Dream ideas from teachers in the field:

  • A device that helps ELL students understand syllabication in English (e.g., you say a word and a light flashes to represent the number of syllables)
  • Digital Divide conquering: a way to provide low-cost connectivity to students who lack connectivity in the home/some sort of inexpensive handheld device that students could transport between home and school that would enable students to continue working on their projects outside of school hours
  • A device that could attach to a SmartPhone, scan a word in text, pronounce the word and use the web to bring up an image of the word to illustrate meaning
  • Fraction blocks that can wirelessly communicate and work for adding unlike denominators/finding equivalencies.

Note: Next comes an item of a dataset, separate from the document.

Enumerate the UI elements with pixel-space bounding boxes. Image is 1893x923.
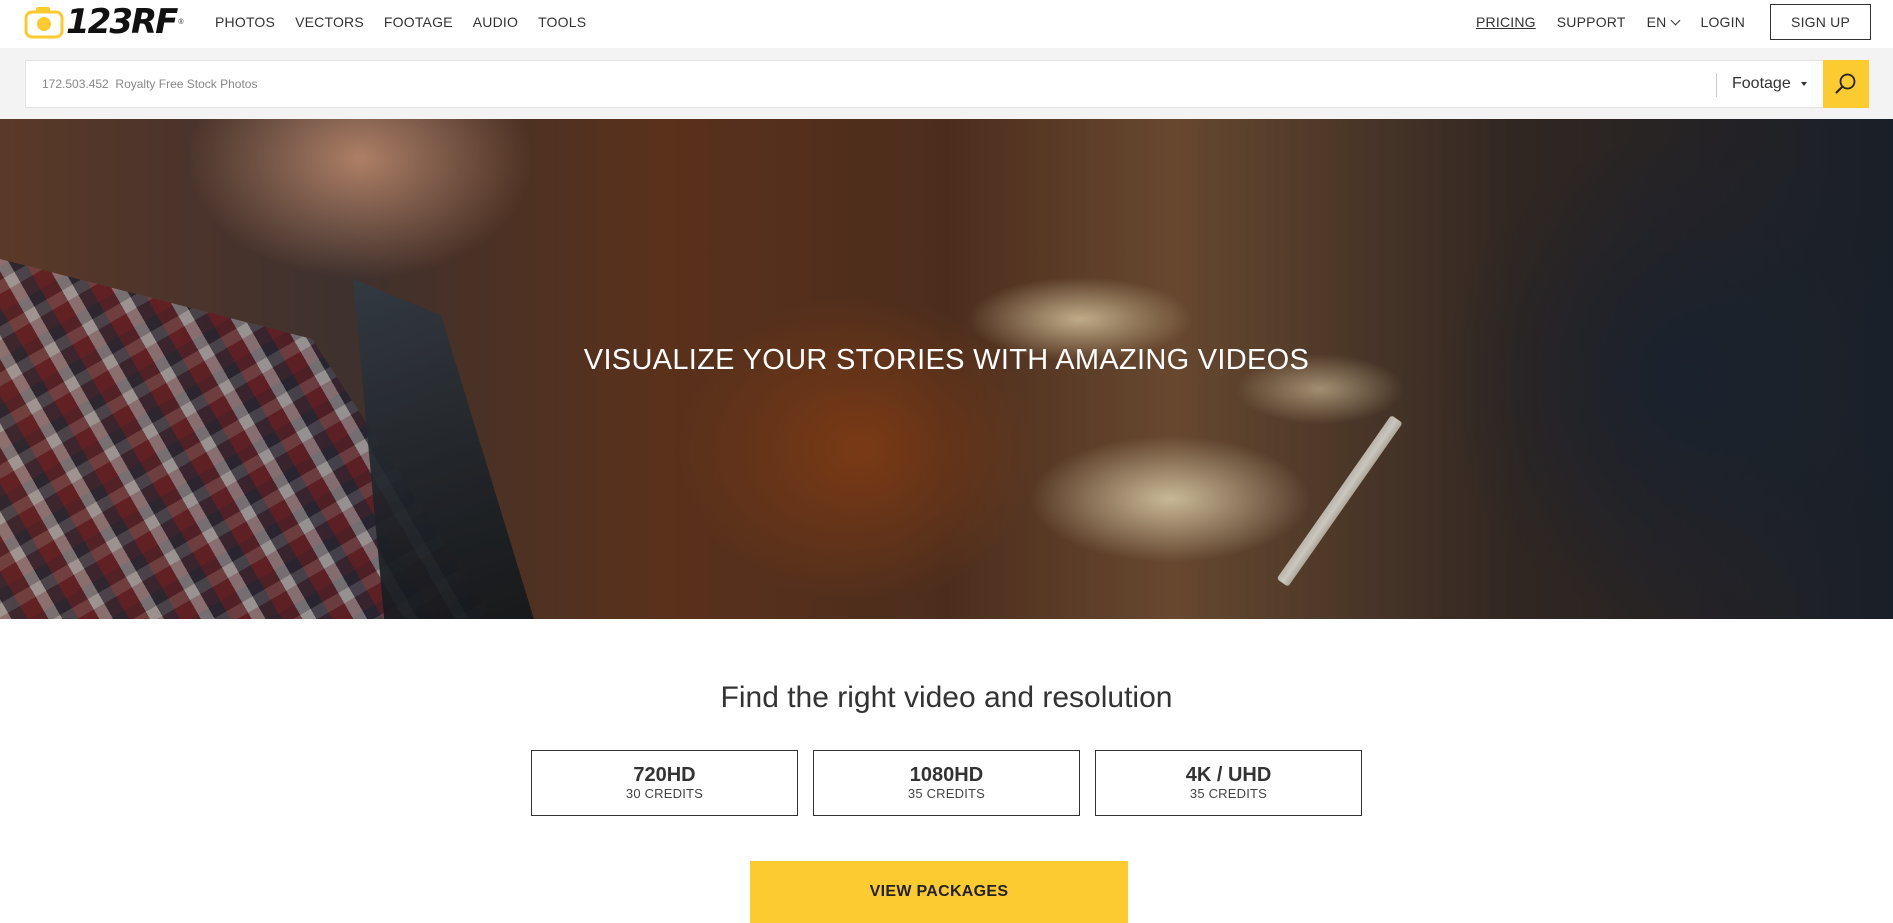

I was thinking last night/this morning about the kinds of mathematical teaching tools we currently use in elementary ed, given that much of the conversation last night revolved around mathematics. Common items include:

  • counters. Students in grades K-1 count everything, all the time.
  • Unifix cubes. Students use these to count, measure, add and subtract. Students will frequently build "trains" of 10 cubes using 2 different colors, sets of 5 at a time to build understandings of 5 and 10 as benchmarks.
  • snap cubes. These are like Unifix cubes, but they are able to be combined in multiple directions, allowing students to build cubes or other shapes. They can also be used for addition and subtraction and have more uses with area/perimeter/volume.
  • Pattern blocks. Used for a variety of applications, including shape names, patterning, fractions and operations.
  • Base 10 blocks. Apparently, when these were originally developed, there were blocks to model bases 2-10. Only the 10 blocks seem to be in production still, but I would love to get my hands on other bases. Used mainly to teach place value.
  • Rulers, compasses, and protractors. Used to teach measurement.

Places kids get hung up in foundational mathematics:

  • place value (think more grouping/regrouping than "names of places")
  • subtraction
  • division
  • fractions
  • geometric logic, particularly with area/perimeter, transformations, and relationships among geometric figures

Thank you for taking on this challenge! Hope this is helpful!